Rahul Gandhi hates the BJP no less than Sonia Gandhi or Manmohan Singh and as and when Gujarat Chief Minister Narendra Modi crosses his state's boundaries and begins advancing towards New Delhi, India is destined to witness an ugly confrontation between these two diverse personalities.
There is no telling how long the two gladiators will fight it out and what might be the outcome. All that can be said is that it will be a nasty, no-holds-barred fight.
Things came the easy way for Rahul. He entered politics as recently as 2004 and yet it is evident today that he will have an easy run to take over the Congress from his mother. But Modi has come up the hard way. Even now, he will have to first fight a long legal, political and even a hugely controversial socio-cultural battle to establish his claim for the BJP's top leadership.
Nevertheless, when and if Rahul gets pitted against Modi is the day the country's politics will get dangerously polarised. The entire political class will be called upon to make a choice. 'Either you're with us, or you're against us,' as the Americans say.

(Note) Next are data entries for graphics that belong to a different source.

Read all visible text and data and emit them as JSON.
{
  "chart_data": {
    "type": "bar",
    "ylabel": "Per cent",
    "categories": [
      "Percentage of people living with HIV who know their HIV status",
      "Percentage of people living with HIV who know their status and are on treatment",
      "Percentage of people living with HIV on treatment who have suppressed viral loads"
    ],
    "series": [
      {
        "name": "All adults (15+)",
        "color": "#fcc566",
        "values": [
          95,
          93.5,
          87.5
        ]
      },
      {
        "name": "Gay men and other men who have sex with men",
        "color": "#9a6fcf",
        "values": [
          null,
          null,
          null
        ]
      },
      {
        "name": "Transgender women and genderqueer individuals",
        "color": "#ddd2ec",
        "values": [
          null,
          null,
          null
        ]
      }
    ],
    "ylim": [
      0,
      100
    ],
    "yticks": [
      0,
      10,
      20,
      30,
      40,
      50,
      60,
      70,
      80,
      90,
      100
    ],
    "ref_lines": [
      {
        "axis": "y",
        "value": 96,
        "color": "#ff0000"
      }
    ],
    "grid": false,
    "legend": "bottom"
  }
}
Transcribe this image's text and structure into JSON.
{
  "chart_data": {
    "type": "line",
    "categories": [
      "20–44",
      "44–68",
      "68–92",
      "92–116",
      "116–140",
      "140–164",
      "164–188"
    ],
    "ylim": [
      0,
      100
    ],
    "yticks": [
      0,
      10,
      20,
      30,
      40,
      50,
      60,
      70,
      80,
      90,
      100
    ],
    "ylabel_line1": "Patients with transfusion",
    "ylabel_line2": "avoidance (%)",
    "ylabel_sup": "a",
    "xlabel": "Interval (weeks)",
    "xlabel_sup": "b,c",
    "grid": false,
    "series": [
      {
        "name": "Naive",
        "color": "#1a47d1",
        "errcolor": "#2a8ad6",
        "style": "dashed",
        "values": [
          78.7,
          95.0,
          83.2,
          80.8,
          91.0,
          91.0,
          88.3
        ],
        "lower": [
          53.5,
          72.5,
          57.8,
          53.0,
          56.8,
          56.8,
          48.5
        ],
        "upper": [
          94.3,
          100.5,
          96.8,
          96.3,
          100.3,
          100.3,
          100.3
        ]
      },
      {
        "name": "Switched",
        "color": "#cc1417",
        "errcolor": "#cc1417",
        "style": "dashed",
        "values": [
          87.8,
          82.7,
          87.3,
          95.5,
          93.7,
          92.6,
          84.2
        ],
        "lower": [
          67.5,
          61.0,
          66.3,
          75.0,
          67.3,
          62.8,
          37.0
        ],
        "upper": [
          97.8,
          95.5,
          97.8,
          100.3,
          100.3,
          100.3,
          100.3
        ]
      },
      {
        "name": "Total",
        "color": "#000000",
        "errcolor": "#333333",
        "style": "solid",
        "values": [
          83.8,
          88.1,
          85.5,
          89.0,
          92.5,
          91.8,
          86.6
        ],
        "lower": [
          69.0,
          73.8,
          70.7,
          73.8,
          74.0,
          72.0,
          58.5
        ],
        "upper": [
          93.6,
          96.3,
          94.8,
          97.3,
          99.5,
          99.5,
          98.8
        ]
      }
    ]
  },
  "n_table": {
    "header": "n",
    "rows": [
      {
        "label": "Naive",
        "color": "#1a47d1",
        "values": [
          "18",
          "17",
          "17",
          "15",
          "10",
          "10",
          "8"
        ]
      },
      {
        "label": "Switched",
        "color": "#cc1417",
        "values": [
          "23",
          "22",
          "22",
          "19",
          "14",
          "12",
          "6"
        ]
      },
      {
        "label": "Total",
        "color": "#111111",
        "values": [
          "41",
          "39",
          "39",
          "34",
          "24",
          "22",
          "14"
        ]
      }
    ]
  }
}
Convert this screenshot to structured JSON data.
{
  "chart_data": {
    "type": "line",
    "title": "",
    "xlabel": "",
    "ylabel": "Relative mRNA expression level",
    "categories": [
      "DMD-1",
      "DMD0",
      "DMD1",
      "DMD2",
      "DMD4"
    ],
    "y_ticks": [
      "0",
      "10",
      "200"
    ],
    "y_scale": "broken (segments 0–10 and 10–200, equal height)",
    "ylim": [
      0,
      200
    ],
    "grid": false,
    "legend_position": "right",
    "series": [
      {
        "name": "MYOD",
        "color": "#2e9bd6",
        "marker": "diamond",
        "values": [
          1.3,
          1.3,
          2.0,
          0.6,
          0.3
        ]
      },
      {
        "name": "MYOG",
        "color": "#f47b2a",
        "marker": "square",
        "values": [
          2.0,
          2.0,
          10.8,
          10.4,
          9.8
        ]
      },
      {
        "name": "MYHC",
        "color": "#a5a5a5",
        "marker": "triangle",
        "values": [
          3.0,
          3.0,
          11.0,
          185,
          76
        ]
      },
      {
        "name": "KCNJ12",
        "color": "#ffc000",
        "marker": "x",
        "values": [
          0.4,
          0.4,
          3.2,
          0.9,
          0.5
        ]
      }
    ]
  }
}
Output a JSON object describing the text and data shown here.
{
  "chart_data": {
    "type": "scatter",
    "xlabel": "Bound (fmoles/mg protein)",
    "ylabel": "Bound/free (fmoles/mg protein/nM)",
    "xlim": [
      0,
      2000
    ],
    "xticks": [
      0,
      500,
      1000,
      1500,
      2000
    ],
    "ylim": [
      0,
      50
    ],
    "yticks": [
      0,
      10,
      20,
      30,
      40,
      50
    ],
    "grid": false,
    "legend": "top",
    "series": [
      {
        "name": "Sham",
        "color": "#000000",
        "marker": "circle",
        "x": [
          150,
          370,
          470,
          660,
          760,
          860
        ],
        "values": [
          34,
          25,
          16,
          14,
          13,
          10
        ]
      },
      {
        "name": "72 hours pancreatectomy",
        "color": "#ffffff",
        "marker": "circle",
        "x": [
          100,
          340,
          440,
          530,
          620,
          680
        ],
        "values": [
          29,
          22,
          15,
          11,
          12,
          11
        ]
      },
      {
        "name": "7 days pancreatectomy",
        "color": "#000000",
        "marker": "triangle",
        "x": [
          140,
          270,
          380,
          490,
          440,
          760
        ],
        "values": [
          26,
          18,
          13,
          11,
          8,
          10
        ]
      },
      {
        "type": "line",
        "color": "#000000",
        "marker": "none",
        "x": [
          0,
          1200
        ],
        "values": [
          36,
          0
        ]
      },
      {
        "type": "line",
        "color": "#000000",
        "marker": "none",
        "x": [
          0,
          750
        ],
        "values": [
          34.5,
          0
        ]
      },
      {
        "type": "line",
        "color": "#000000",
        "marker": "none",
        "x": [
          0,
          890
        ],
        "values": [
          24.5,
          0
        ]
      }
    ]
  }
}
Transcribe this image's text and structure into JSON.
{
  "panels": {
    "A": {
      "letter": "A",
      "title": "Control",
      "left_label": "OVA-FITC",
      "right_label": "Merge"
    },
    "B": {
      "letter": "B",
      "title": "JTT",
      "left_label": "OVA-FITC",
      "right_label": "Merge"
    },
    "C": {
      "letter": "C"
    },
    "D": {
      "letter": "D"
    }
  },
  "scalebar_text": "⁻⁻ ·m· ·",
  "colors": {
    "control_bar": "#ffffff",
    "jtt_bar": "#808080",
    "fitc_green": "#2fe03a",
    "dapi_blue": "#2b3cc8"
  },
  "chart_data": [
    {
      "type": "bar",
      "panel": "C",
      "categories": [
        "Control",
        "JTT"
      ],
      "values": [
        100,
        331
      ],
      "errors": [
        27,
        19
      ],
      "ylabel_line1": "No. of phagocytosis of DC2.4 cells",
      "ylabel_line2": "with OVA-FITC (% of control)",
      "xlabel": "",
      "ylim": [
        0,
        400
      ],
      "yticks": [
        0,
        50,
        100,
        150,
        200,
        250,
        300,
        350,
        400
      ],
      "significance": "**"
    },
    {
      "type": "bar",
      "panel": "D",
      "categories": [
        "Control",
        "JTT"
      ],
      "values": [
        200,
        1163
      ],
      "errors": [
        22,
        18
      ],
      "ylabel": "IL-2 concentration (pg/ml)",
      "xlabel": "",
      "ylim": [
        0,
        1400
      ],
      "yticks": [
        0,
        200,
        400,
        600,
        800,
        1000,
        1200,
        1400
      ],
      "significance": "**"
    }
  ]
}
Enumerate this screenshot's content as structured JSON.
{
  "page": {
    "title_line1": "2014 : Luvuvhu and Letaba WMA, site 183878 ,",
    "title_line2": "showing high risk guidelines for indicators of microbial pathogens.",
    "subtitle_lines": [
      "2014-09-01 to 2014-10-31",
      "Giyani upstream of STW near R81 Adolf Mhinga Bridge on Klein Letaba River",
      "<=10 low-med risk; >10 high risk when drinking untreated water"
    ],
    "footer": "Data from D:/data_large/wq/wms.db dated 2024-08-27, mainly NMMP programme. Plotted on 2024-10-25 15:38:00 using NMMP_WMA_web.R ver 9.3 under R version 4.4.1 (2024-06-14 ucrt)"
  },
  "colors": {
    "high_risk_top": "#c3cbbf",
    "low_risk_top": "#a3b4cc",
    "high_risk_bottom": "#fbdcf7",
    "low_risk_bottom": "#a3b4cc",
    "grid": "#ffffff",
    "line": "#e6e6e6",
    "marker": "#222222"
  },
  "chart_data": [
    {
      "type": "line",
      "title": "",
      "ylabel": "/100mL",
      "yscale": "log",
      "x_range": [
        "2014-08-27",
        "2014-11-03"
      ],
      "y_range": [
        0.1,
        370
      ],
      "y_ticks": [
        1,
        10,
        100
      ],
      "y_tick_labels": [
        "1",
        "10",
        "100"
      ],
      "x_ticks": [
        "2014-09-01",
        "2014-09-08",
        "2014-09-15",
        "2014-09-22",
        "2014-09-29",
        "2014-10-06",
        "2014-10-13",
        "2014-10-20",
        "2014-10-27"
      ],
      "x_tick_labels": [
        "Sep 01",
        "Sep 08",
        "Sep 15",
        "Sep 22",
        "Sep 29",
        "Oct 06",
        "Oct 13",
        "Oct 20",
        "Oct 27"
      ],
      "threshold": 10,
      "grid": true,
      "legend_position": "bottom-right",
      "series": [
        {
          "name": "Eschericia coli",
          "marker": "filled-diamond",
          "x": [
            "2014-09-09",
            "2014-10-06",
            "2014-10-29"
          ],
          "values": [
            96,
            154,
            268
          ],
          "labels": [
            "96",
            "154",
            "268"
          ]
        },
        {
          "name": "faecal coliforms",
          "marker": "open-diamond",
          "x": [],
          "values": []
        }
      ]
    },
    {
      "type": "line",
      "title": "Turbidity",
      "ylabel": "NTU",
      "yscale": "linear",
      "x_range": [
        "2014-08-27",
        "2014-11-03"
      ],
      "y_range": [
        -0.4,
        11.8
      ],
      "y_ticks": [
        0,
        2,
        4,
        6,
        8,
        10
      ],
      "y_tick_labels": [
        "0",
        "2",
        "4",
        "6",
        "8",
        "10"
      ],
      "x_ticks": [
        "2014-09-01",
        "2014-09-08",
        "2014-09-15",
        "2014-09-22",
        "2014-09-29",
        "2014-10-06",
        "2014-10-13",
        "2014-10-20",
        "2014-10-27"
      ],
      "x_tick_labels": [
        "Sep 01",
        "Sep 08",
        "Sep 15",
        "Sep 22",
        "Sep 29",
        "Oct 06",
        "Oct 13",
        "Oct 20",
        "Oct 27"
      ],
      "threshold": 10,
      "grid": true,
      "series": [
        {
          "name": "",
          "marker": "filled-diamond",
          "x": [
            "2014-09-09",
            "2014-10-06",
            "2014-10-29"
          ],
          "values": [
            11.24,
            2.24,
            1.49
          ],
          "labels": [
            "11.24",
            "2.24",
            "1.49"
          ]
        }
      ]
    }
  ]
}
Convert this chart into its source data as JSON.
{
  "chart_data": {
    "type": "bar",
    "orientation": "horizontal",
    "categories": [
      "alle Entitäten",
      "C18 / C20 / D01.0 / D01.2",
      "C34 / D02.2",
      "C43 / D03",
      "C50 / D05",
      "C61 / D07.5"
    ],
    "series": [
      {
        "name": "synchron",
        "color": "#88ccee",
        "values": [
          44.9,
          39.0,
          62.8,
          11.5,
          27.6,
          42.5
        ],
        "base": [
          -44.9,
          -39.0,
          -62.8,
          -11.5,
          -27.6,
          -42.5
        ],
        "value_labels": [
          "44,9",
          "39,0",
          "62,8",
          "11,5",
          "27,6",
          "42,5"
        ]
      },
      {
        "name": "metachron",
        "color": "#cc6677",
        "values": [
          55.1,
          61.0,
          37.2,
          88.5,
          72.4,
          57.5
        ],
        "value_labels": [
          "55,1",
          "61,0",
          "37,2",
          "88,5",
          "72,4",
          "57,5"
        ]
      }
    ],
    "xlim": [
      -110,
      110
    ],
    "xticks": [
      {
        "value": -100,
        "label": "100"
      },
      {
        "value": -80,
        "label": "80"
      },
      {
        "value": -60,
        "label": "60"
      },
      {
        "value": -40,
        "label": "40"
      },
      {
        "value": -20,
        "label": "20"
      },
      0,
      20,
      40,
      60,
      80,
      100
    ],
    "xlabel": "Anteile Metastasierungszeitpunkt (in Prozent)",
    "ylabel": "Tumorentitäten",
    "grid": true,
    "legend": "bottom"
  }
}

If in the current election, the BJP doesn't improve its tally substantially in Gujarat it will be construed as a setback for Modi. But Rahul faces no such hazards. He is not called upon to deliver. He faces no accountability. Even in defeat there will be no punishment.
Just two days ago Rahul met senior political editors and gave them the idea that he is quite ready for the Congress to sit in the Opposition in the 15th Lok Sabha.
Look at Modi, on the other hand. He was guilty of leading the state when the worst-ever anti-Muslim riots took place. That issue is still ongoing and may take many more years to settle even as Rahul gets ready to take on Modi in the post-Advani era.
Leaders like Nitish Kumar and Sharad Pawar and the Left parties will surely remain relevant in Indian politics, but in the 24x7 television-era, it is personality-based politics that hogs public attention, and Modi will be difficult to ignore.
Rahul is the heir of India's most powerful family, whereas, in spite of Modi's tremendous exposure in the public view, we still don't know his parents' names.
Rahul, technically speaking, is a Parsi because his grandfather was a Parsi, but at his father's funeral, Rahul was performing all the Hindu rites. Today, for all practical purposes, Rahul stands for decent secularism, while Modi, in contrast, is clearly projecting himself as a hardcore Hindu.
Modi belongs to the Ghanchi community, which is listed in Gujarat as a Other Backward Caste. Of course, he underplays his caste and arguably he has no political use for it, either. He is most at ease addressing roti-kapda-makaan issues.
Modi is brash and often his one-liners can be couched in a harsh idiom, but his language is not difficult to understand. And his most critical difference with Rahul is that somehow, in spite of his harsh image and his controversial political aura, he instills confidence in his listeners that he will be able to deliver far more than ten paisa out of every rupee spent in India's villages.
The day Modi wriggles out of the shadows of the Gujarat riots, the real battle with Rahul Gandhi will be joined. Till then, Rahul is taking a five-star excursion into the hurly-burly of Indian politics.